The Ceasefire Did the Enemy a Favor
Here is where the questions become important. And these questions matter not only for this attack, but for the whole situation overall. Even without a military planning background, you can understand that something like this cannot come together in a day or two. Someone has to develop, coordinate, and synchronize every detail across all involved units. Then commanders still need to push the mission down to individual crews. They also need to load the correct targeting data into the weapons. Could they really start planning on May 11 and launch the attack by the evening of May 12? The answer is obvious. They did not plan this on the final day of the “three-day ceasefire for May 9th”.

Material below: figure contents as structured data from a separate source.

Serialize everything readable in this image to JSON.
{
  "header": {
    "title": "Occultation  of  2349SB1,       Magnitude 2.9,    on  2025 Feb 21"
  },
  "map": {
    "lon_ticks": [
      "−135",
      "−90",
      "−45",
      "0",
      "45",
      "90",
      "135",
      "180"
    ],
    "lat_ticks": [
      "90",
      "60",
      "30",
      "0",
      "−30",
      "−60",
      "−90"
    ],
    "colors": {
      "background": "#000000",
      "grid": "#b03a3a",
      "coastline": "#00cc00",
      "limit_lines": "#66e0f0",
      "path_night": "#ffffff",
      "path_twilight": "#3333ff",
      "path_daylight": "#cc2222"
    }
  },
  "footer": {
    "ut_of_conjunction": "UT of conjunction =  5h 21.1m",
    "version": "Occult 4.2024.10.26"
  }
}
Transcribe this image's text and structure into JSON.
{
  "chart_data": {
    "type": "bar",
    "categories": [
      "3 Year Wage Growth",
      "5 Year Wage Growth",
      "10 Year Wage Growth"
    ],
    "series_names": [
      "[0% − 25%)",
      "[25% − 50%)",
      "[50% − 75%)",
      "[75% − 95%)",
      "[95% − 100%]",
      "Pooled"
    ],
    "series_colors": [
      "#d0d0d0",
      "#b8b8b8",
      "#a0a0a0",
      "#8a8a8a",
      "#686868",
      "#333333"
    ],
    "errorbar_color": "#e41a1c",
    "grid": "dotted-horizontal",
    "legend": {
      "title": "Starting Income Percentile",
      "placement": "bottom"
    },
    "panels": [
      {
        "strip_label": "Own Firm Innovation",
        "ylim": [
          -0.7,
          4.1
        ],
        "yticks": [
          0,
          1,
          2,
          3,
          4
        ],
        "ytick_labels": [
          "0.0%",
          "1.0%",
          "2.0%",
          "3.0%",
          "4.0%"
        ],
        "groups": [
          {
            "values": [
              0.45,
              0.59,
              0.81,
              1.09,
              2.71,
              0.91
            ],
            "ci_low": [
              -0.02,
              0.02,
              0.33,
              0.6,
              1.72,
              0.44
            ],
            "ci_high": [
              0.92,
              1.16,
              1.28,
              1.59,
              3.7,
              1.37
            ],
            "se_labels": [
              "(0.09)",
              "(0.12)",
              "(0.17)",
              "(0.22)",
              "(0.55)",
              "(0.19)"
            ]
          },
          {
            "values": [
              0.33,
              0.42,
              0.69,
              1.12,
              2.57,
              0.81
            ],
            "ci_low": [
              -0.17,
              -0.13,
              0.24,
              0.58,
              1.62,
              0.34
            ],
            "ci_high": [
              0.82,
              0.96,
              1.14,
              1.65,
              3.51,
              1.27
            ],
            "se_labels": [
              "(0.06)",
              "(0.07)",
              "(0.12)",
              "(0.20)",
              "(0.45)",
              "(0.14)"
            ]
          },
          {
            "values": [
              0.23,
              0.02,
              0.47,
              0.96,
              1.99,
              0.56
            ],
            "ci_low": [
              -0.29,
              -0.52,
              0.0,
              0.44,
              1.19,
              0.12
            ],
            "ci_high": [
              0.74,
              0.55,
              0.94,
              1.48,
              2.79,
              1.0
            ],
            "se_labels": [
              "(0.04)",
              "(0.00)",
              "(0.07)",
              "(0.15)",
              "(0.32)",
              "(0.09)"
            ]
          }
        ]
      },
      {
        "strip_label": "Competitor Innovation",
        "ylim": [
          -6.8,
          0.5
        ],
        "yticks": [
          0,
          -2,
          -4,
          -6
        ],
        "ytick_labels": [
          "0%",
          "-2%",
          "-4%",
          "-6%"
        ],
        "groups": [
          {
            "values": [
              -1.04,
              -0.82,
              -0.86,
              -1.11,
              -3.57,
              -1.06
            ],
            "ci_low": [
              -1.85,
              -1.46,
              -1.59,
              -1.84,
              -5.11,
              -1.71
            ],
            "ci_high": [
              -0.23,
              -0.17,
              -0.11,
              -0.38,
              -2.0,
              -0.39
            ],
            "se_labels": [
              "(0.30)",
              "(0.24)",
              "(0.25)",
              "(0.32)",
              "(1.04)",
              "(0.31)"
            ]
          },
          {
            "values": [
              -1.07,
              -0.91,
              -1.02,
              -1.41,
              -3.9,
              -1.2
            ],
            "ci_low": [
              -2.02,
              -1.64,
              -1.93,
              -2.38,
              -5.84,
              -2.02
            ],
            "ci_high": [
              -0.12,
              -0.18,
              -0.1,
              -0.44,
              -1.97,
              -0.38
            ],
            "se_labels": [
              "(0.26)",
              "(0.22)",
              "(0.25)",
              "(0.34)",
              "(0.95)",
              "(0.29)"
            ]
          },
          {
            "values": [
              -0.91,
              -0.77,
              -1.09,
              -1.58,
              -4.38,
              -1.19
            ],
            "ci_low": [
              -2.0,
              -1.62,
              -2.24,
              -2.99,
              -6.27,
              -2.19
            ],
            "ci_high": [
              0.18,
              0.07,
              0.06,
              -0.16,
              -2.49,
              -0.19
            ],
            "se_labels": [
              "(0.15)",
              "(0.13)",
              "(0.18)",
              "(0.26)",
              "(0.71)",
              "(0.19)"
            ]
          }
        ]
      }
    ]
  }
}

Which means the missiles, drones, and everything else needed to reach their launch positions quickly and safely — moved by air either directly to the site or to the nearest airfield and then by road to the final location. From the moment that cargo is unloaded from an aircraft, it becomes extremely vulnerable. And stockpiling an unusual volume of munitions at a single location is a problem of its own — you cannot hold that kind of accumulation for long before it becomes a target. Everything has to happen very fast.
The conclusion that follows is straightforward: the enemy had a plan for a mass strike before any talk of a “ceasefire” began. The “ceasefire” itself simply gave the enemy a window to concentrate that volume of munitions without much risk of losing them first.
How Air Defense Performed
There were gaps — that cannot be glossed over. But in the final accounting, Ukraine’s Defense Forces neutralized more than 90% of everything launched during the May 14 massive combined strike. Based on what I personally observed and heard, I would give our air defense the highest possible grade under these circumstances. Put simply: the enemy went all in and used literally everything it had. But even then, it failed to achieve the results an operation of this scale was supposed to deliver.
¹Orcs – a common term for Russians who support or participate in the armed aggression against Ukraine. Dehumanizing? Yes. Accurate? Also yes.
²Good Birds – slang for strike drones. Why “good”? Because they bring “warmth and light” to enemy military factories, ammunition depots, and oil refineries. Sarcastic? Of course. Effective? Even more so.